Kaye, acting under orders from the attorney general, forwarded her findings to Albany County District Attorney David Soares to weigh criminal charges.Paterson believed that he was entitled to the tickets because he was Governor of New York and that his presence at the World Series game was somehow related to his official duties as governor.
"The evidence indicates at a minimum the above-described portions of the governor's testimony before commission staff were inaccurate and misleading," the report found.
"The evidence developed in the [Office of the Attorney General's] investigation under the independent counsel warrants consideration of possible criminal charges."
The report makes a strong case for perjury, and notes that Paterson had a window of opportunity to correct himself and the testimony, but did not do so before the close of the proceeding.

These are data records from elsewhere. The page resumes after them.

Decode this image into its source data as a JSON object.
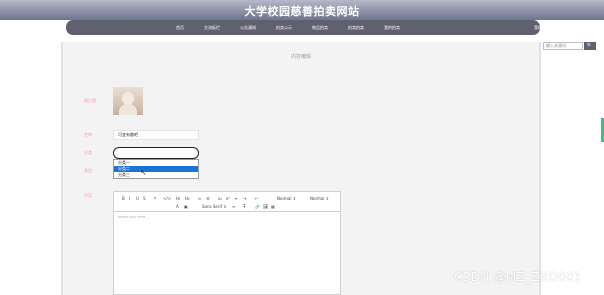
{
  "header": {
    "title": "大学校园慈善拍卖网站"
  },
  "nav": {
    "items": [
      "首页",
      "交流板栏",
      "公告通知",
      "拍卖公示",
      "物品拍卖",
      "拍卖拍卖",
      "我的拍卖"
    ],
    "right": "我的 ⌄"
  },
  "search": {
    "placeholder": "输入关键词",
    "button": "🔍"
  },
  "page": {
    "title": "内容编辑"
  },
  "form": {
    "label_image": "图片图",
    "label_name": "名称",
    "label_category": "分类",
    "label_type": "类型",
    "label_content": "内容",
    "name_value": "可变有趣吧",
    "options": [
      "分类一",
      "分类二",
      "分类三"
    ],
    "selected_index": 1
  },
  "editor": {
    "toolbar_row1": [
      "B",
      "I",
      "U",
      "S",
      "❝",
      "</>",
      "H₁",
      "H₂",
      "≡",
      "☰",
      "x₂",
      "x²",
      "⇤",
      "⇥",
      "↵",
      "Normal ⇕",
      "Normal ⇕"
    ],
    "toolbar_row2": [
      "A",
      "▣",
      "Sans Serif ⇕",
      "≡",
      "T̶",
      "🔗",
      "🖼",
      "▦"
    ],
    "placeholder": "Insert text here ..."
  },
  "watermark": "CSDN @MZ_ZXD001",
  "colors": {
    "label": "#f0a3ad",
    "nav_bar": "#5f6170",
    "selected": "#1e73d6"
  }
}
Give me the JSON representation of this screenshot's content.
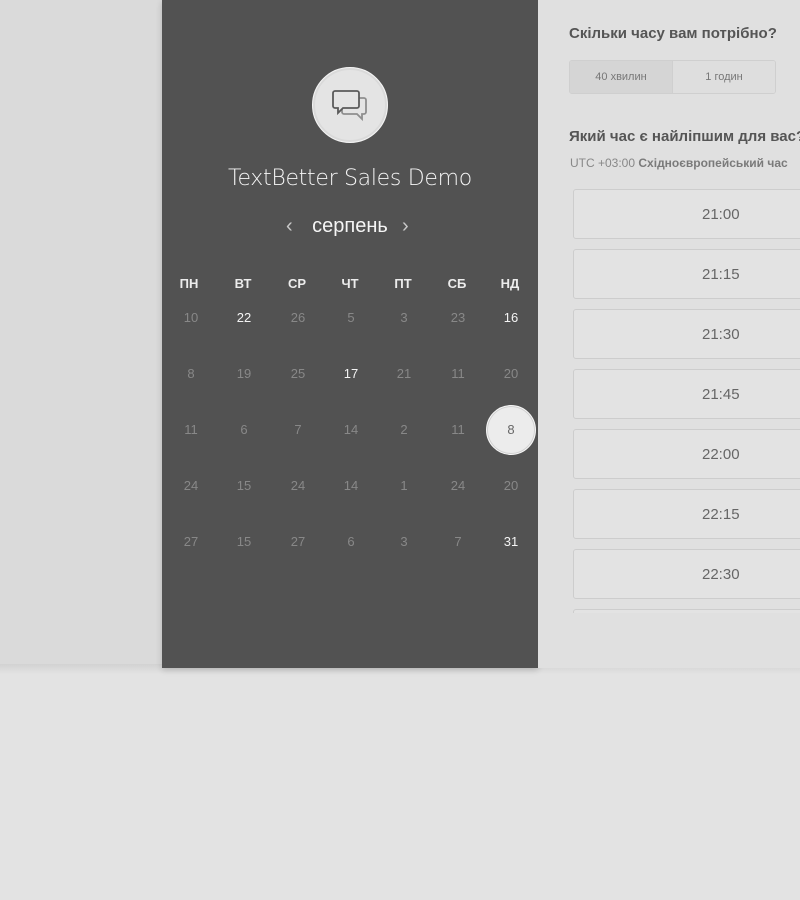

That puts him in a real bind, and it will be up to Albany County DA David Soares to consider charging the governor on perjury and perhaps obstruction of justice.
If we want to see Albany cleaned it, justice demands nothing less.
There is an ongoing culture of entitlement among elected officials who think that they can do as they see fit, regardless of the legality and ethical considerations. Paterson has been a longtime Albany fixture, and thought nothing of taking the free tickets, even though he knew or should have known that it violated state ethics rules on accepting gifts from entities that employ lobbyists, such as the New York Yankees. The team did nothing wrong here - the illegality stems from Paterson's failure to follow the law and make the necessary payments and disclosures. Then, Paterson compounded the mess by obstructing the investigation by giving false and misleading statements.